But on the day after claiming the sixth scientific Nobel in the past decade, many here are worried that the Jewish state’s research prowess is past its peak. Budget cuts to top universities have contributed to "brain drain" and test scores among school pupils have dropped.
At stake is more than just positive international PR from the prestige of the Nobel win. Scientific achievement is considered a strategic asset underlying its military prowess and its reputation as a center of technological innovation.
"If we are not a state that is positioned at the top of global science, we will not be a state that stands on strong legs," wrote Sever Plocker, a columnist for the Yediot Ahronot newspaper. "Thanks to science, we have an army with technological capabilities that deter every enemy, and information technology-based exports that bring Israel revenues of $25 billion every year."
Budget cuts, humiliation
But for most of the past decade, Israel’s government instituted budget cuts that forced a reduction of researchers at Israel’s leading universities, which treasury department officials saw as bloated, says Mr. Plocker in a phone interview. That sapped the competitiveness of Israeli universities by forcing young Israeli academics to look for jobs abroad, while hurting the morale of veteran staff at home.
"As scientists, we felt humiliated by the government. It didn’t seem that the government saw our activity as important," Mr. Shechtman told Israel Radio on Thursday.
Dan Diker, a fellow at the Jerusalem Center for Public Policy, says the Nobel win is a morale boost for Israel at a time that it feels increasingly isolated diplomatically. He noted that one newspaper devoted four pages of its front section to the victory.
"It reaffirms in the minds of many in leadership that Israel is an address for scientific innovation, military innovation, and technological innovation," he says.
Low teacher salaries, flagging test scores
At the primary and secondary level, Israelis worry that standardized test scores have fallen off sharply compared to the rest of the world. As in the US, low teacher salaries are blamed for deterring quality instructors from entering the profession.
"The teacher used to be a folk hero in every community. That status has eroded," says Erel Margalit, chairman of Jerusalem Venture Partners, a fund that invests in technology start-ups. "In different parts of the country the public education system isn’t as strong as it used to be. It needs more competitive tools.
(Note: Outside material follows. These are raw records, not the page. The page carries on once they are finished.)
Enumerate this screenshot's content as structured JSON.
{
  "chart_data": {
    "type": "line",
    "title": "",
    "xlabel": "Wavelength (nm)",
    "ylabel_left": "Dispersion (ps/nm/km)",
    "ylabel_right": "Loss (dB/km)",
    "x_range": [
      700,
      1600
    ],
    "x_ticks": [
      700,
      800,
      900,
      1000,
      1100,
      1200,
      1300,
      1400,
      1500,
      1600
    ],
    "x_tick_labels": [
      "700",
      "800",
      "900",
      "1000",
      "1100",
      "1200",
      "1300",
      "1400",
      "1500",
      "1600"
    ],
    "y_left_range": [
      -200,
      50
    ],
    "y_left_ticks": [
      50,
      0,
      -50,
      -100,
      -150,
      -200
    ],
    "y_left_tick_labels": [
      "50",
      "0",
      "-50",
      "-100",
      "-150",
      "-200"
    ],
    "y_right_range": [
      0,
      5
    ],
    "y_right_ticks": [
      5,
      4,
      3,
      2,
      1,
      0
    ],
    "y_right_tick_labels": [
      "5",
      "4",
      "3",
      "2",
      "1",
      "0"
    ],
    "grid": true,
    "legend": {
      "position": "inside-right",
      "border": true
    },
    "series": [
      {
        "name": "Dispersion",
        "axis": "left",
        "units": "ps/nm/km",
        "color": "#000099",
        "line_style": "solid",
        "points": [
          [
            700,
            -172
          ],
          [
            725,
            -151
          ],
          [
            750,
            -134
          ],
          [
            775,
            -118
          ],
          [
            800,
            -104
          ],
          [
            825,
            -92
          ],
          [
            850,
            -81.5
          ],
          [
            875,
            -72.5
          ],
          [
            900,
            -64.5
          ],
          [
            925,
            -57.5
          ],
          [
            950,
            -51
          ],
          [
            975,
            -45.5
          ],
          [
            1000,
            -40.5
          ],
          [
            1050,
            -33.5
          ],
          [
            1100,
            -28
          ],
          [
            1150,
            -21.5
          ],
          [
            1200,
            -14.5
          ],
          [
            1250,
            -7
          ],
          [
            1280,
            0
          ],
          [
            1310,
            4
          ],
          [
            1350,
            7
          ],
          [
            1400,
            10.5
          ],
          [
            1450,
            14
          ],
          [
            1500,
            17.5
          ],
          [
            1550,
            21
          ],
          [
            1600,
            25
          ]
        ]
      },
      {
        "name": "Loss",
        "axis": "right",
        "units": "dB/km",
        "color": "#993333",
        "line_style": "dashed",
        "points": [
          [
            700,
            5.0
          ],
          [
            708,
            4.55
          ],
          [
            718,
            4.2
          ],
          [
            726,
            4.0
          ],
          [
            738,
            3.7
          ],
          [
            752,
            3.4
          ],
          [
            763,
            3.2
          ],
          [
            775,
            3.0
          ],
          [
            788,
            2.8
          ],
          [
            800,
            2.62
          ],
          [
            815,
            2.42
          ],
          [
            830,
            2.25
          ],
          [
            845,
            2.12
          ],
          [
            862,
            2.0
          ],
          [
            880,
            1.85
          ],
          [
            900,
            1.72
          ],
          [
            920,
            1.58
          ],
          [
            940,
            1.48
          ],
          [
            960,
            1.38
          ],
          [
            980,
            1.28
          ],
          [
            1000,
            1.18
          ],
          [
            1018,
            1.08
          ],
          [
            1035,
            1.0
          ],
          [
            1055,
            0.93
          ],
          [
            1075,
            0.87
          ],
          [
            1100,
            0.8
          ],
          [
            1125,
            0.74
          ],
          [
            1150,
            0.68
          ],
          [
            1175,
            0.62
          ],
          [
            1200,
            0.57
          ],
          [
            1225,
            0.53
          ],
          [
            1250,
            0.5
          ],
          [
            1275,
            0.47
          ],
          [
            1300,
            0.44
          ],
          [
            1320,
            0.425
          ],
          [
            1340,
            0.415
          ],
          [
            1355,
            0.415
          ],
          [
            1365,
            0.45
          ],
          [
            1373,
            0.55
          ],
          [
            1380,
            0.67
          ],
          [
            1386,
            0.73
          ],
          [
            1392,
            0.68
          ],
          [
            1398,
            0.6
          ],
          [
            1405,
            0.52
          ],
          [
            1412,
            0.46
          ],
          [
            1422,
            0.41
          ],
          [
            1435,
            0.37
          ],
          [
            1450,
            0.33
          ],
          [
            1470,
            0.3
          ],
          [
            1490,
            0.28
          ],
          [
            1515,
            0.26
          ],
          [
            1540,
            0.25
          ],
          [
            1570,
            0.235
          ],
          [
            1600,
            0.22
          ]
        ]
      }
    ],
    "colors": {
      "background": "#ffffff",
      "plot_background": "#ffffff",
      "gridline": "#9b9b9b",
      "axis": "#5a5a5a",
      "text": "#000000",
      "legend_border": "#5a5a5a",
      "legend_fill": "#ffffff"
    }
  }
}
Management needs to be rebooted and refreshed."
Recognizing the danger, Israel’s government has pursued reform to reverse the decline, allocating an extra $2 billion for universities to expand staff and research institutes meant to lure back Israelis from abroad.
"It's too early to tell, of course, if these various reforms will be enough to restore Israeli research to its former glory," wrote Haaretz in an editorial on today. "But at least there is reason to hope that the phenomenon of Israeli Nobel Prize winners will not become a thing of the past."